OPINIÃO

Artigo: Para sempre Legião

Acompanhei a trajetória da Legião Urbana desde o início. Aliás, a primeira vez que vi Renato Russo em cena foi em 1980, no porão do Cafofo, barzinho alternativo, na 407 Norte, do hoje pianista e maestro Rênio Quintas. Ali, nas tardes de domingo, à frente do Aborto Elétrico, ele reunia jovens adeptos do punk rock em Brasília. Mas só viemos conversar três anos depois, quando, ao lado de Flávio Lemos (Capital Inicial) e Gutje (Plebe Rude), esteve no Correio para divulgar um festival que iria ocorrer no auditório da Associação Brasileira de Odontologia, na L2 Sul. A matéria publicada pelo jornal tinha como chamada Os punks estão chegando. Eles vão abrir a Temporada de Rock.

Cobri o festival e, a partir dali, mesmo ligado à MPB, passei a prestar atenção em Legião Urbana, Capital Inicial, Plebe Rude, Detrito Federal e Escola de Escândalo, bandas responsáveis por, na década de 1980, colocar Brasília no mapa da música popular brasileira.

Quando assisti a show em que Renato Russo dividiu o palco com a paulistana Cida Moreira, na Sala Funarte (hoje Cássia Eller), fiquei impressionado com a faceta de intérprete do vocalista da Legião. Ele mostrou algumas das músicas que viriam a fazer parte do disco de estreia da Legião, banda que havia formado com Dado Villa-Lobos, Marcelo Bonfá e Negrete.

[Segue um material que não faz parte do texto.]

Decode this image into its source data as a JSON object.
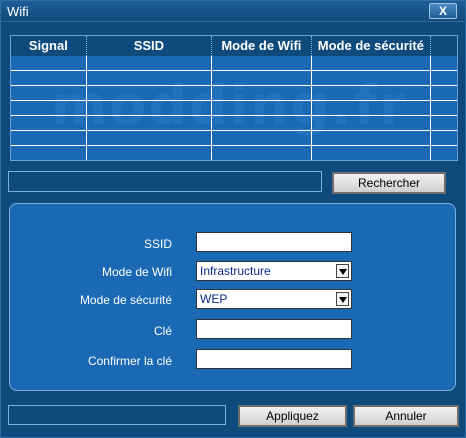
{
  "window": {
    "title": "Wifi",
    "close_label": "X"
  },
  "grid": {
    "columns": [
      "Signal",
      "SSID",
      "Mode de Wifi",
      "Mode de sécurité"
    ],
    "row_count": 7,
    "watermark": "modding.fr"
  },
  "search": {
    "value": "",
    "button_label": "Rechercher"
  },
  "form": {
    "ssid_label": "SSID",
    "ssid_value": "",
    "wifi_mode_label": "Mode de Wifi",
    "wifi_mode_value": "Infrastructure",
    "security_label": "Mode de sécurité",
    "security_value": "WEP",
    "key_label": "Clé",
    "key_value": "",
    "confirm_label": "Confirmer la clé",
    "confirm_value": ""
  },
  "footer": {
    "status": "",
    "apply_label": "Appliquez",
    "cancel_label": "Annuler"
  },
  "colors": {
    "window_bg": "#0f4a7d",
    "panel_bg": "#1a69b5",
    "border": "#7fb0dc"
  }
}
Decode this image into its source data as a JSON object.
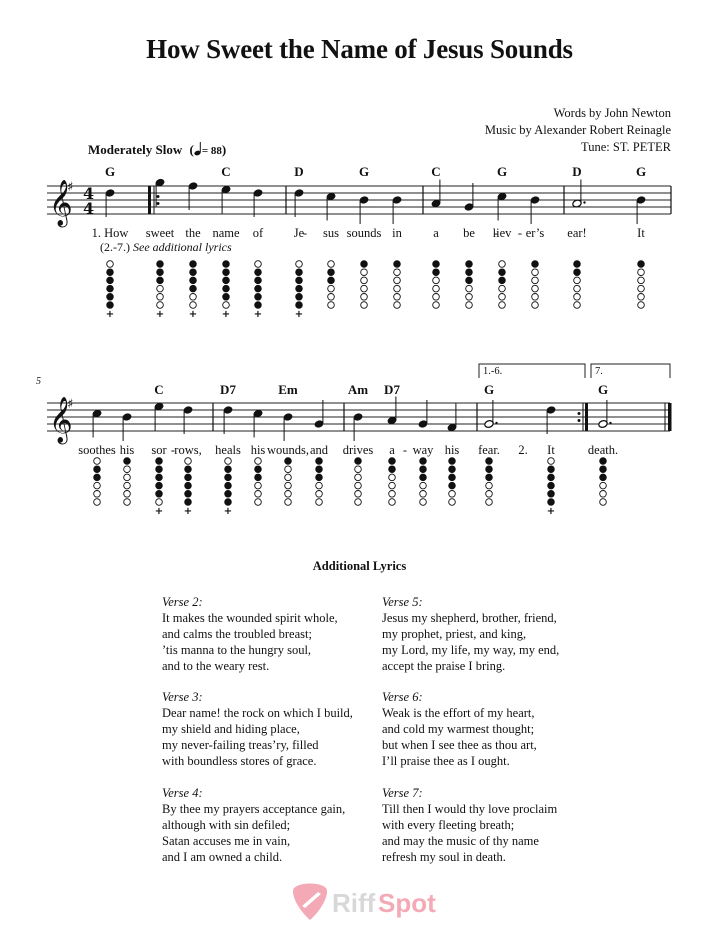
{
  "title": "How Sweet the Name of Jesus Sounds",
  "credits": {
    "words": "Words by John Newton",
    "music": "Music by Alexander Robert Reinagle",
    "tune": "Tune: ST. PETER"
  },
  "tempo": {
    "label": "Moderately Slow",
    "bpm_text": "= 88",
    "open_paren": "(",
    "close_paren": ")"
  },
  "key_signature": "G major (1 sharp)",
  "time_signature": {
    "top": "4",
    "bottom": "4"
  },
  "systems": [
    {
      "measure_number": "",
      "chords": [
        {
          "label": "G",
          "note": 0
        },
        {
          "label": "C",
          "note": 3
        },
        {
          "label": "D",
          "note": 5
        },
        {
          "label": "G",
          "note": 7
        },
        {
          "label": "C",
          "note": 9
        },
        {
          "label": "G",
          "note": 11
        },
        {
          "label": "D",
          "note": 13
        },
        {
          "label": "G",
          "note": 14
        }
      ],
      "notes": [
        {
          "pitch": "D5",
          "dur": "q",
          "lyric": "1. How",
          "holes": [
            0,
            1,
            1,
            1,
            1,
            1
          ],
          "plus": true
        },
        {
          "pitch": "G5",
          "dur": "q",
          "lyric": "sweet",
          "holes": [
            1,
            1,
            1,
            0,
            0,
            0
          ],
          "plus": true
        },
        {
          "pitch": "F#5",
          "dur": "q",
          "lyric": "the",
          "holes": [
            1,
            1,
            1,
            1,
            0,
            0
          ],
          "plus": true
        },
        {
          "pitch": "E5",
          "dur": "q",
          "lyric": "name",
          "holes": [
            1,
            1,
            1,
            1,
            1,
            0
          ],
          "plus": true
        },
        {
          "pitch": "D5",
          "dur": "q",
          "lyric": "of",
          "holes": [
            0,
            1,
            1,
            1,
            1,
            1
          ],
          "plus": true
        },
        {
          "pitch": "D5",
          "dur": "q",
          "lyric": "Je",
          "holes": [
            0,
            1,
            1,
            1,
            1,
            1
          ],
          "plus": true
        },
        {
          "pitch": "C5",
          "dur": "q",
          "lyric": "-",
          "holes": [
            0,
            1,
            1,
            0,
            0,
            0
          ],
          "plus": false,
          "lyric_is_hyphen_then": "sus"
        },
        {
          "pitch": "B4",
          "dur": "q",
          "lyric": "sounds",
          "holes": [
            1,
            0,
            0,
            0,
            0,
            0
          ],
          "plus": false
        },
        {
          "pitch": "B4",
          "dur": "q",
          "lyric": "in",
          "holes": [
            1,
            0,
            0,
            0,
            0,
            0
          ],
          "plus": false
        },
        {
          "pitch": "A4",
          "dur": "q",
          "lyric": "a",
          "holes": [
            1,
            1,
            0,
            0,
            0,
            0
          ],
          "plus": false
        },
        {
          "pitch": "G4",
          "dur": "q",
          "lyric": "be",
          "holes": [
            1,
            1,
            1,
            0,
            0,
            0
          ],
          "plus": false
        },
        {
          "pitch": "C5",
          "dur": "q",
          "lyric": "liev",
          "holes": [
            0,
            1,
            1,
            0,
            0,
            0
          ],
          "plus": false
        },
        {
          "pitch": "B4",
          "dur": "q",
          "lyric": "er’s",
          "holes": [
            1,
            0,
            0,
            0,
            0,
            0
          ],
          "plus": false
        },
        {
          "pitch": "A4",
          "dur": "h.",
          "lyric": "ear!",
          "holes": [
            1,
            1,
            0,
            0,
            0,
            0
          ],
          "plus": false
        },
        {
          "pitch": "B4",
          "dur": "q",
          "lyric": "It",
          "holes": [
            1,
            0,
            0,
            0,
            0,
            0
          ],
          "plus": false
        }
      ],
      "verse_note": {
        "range": "(2.-7.)",
        "text": "See additional lyrics"
      }
    },
    {
      "measure_number": "5",
      "chords": [
        {
          "label": "C",
          "note": 2
        },
        {
          "label": "D7",
          "note": 4
        },
        {
          "label": "Em",
          "note": 6
        },
        {
          "label": "Am",
          "note": 8
        },
        {
          "label": "D7",
          "note": 9
        },
        {
          "label": "G",
          "note": 12
        },
        {
          "label": "G",
          "note": 14
        }
      ],
      "notes": [
        {
          "pitch": "C5",
          "dur": "q",
          "lyric": "soothes",
          "holes": [
            0,
            1,
            1,
            0,
            0,
            0
          ],
          "plus": false
        },
        {
          "pitch": "B4",
          "dur": "q",
          "lyric": "his",
          "holes": [
            1,
            0,
            0,
            0,
            0,
            0
          ],
          "plus": false
        },
        {
          "pitch": "E5",
          "dur": "q",
          "lyric": "sor",
          "holes": [
            1,
            1,
            1,
            1,
            1,
            0
          ],
          "plus": true
        },
        {
          "pitch": "D5",
          "dur": "q",
          "lyric": "rows,",
          "holes": [
            0,
            1,
            1,
            1,
            1,
            1
          ],
          "plus": true
        },
        {
          "pitch": "D5",
          "dur": "q",
          "lyric": "heals",
          "holes": [
            0,
            1,
            1,
            1,
            1,
            1
          ],
          "plus": true
        },
        {
          "pitch": "C5",
          "dur": "q",
          "lyric": "his",
          "holes": [
            0,
            1,
            1,
            0,
            0,
            0
          ],
          "plus": false
        },
        {
          "pitch": "B4",
          "dur": "q",
          "lyric": "wounds,",
          "holes": [
            1,
            0,
            0,
            0,
            0,
            0
          ],
          "plus": false
        },
        {
          "pitch": "G4",
          "dur": "q",
          "lyric": "and",
          "holes": [
            1,
            1,
            1,
            0,
            0,
            0
          ],
          "plus": false
        },
        {
          "pitch": "B4",
          "dur": "q",
          "lyric": "drives",
          "holes": [
            1,
            0,
            0,
            0,
            0,
            0
          ],
          "plus": false
        },
        {
          "pitch": "A4",
          "dur": "q",
          "lyric": "a",
          "holes": [
            1,
            1,
            0,
            0,
            0,
            0
          ],
          "plus": false
        },
        {
          "pitch": "G4",
          "dur": "q",
          "lyric": "way",
          "holes": [
            1,
            1,
            1,
            0,
            0,
            0
          ],
          "plus": false
        },
        {
          "pitch": "F#4",
          "dur": "q",
          "lyric": "his",
          "holes": [
            1,
            1,
            1,
            1,
            0,
            0
          ],
          "plus": false
        },
        {
          "pitch": "G4",
          "dur": "h.",
          "lyric": "fear.",
          "holes": [
            1,
            1,
            1,
            0,
            0,
            0
          ],
          "plus": false
        },
        {
          "pitch": "D5",
          "dur": "q",
          "lyric": "It",
          "holes": [
            0,
            1,
            1,
            1,
            1,
            1
          ],
          "plus": true
        },
        {
          "pitch": "G4",
          "dur": "h.",
          "lyric": "death.",
          "holes": [
            1,
            1,
            1,
            0,
            0,
            0
          ],
          "plus": false
        }
      ],
      "extra_lyric": "2.",
      "voltas": [
        "1.-6.",
        "7."
      ]
    }
  ],
  "additional_lyrics": {
    "heading": "Additional Lyrics",
    "verses": [
      {
        "label": "Verse 2:",
        "lines": [
          "It makes the wounded spirit whole,",
          "and calms the troubled breast;",
          "’tis manna to the hungry soul,",
          "and to the weary rest."
        ]
      },
      {
        "label": "Verse 3:",
        "lines": [
          "Dear name! the rock on which I build,",
          "my shield and hiding place,",
          "my never-failing treas’ry, filled",
          "with boundless stores of grace."
        ]
      },
      {
        "label": "Verse 4:",
        "lines": [
          "By thee my prayers acceptance gain,",
          "although with sin defiled;",
          "Satan accuses me in vain,",
          "and I am owned a child."
        ]
      },
      {
        "label": "Verse 5:",
        "lines": [
          "Jesus my shepherd, brother, friend,",
          "my prophet, priest, and king,",
          "my Lord, my life, my way, my end,",
          "accept the praise I bring."
        ]
      },
      {
        "label": "Verse 6:",
        "lines": [
          "Weak is the effort of my heart,",
          "and cold my warmest thought;",
          "but when I see thee as thou art,",
          "I’ll praise thee as I ought."
        ]
      },
      {
        "label": "Verse 7:",
        "lines": [
          "Till then I would thy love proclaim",
          "with every fleeting breath;",
          "and may the music of thy name",
          "refresh my soul in death."
        ]
      }
    ]
  },
  "logo": {
    "text_a": "Riff",
    "text_b": "Spot",
    "color": "#f4aab6"
  }
}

Mas o que guardei na memória foi o duo que ele e Cida fizeram na recriação de Summertine (George Gershim), clássico do blues imortalizado por Janis Joplin.

Como repórter, marquei presença em todos os shows da Legião na cidade — do primeiro, que fez no Teatro da Escola Parque, ao último, histórico e tumultuado no antigo Estádio Mané Garrincha. Entrevistei Renato em diversas ocasiões, tanto aqui na capital quanto no Rio. Ali, uma das vezes foi no teatro do Hotel Nacional, em São Conrado, no intervalo entre apresentação de Gal Costa, músicos brasileiros e estrangeiros em homenagem a Tom Jobim; e a de Chuck Berry Little Richard, pelo Free Jazz Festival.

Fiquei sensibilizado com a morte de Renato Russo e me alegrei quando, anos depois, Dado Viila-Lobos e Marcelo Bonfá se juntaram e saíram em turnê pelo país com shows em comemoração aos 30 anos do primeiro disco da Legião Urbana, do Dois e do Que país é este?. Por decisão da 4ª turma do Superior Tribunal de Justiça, os dois, que estavam impedidos, poderão voltar a levar as músicas da banda, em shows, para os legionários.

Mas, voltando a Renato Russo, fico imaginando o que o autor de Que país é este? (1978), se vivo estivesse, escreveria sobre o Brasil dos tempos de agora em que mais de 500 mil pessoas, vítimas da covid-19, perderam a vida, por não terem sido devidamente assistidas por um governo negacionista, sem empatia pelo próximo.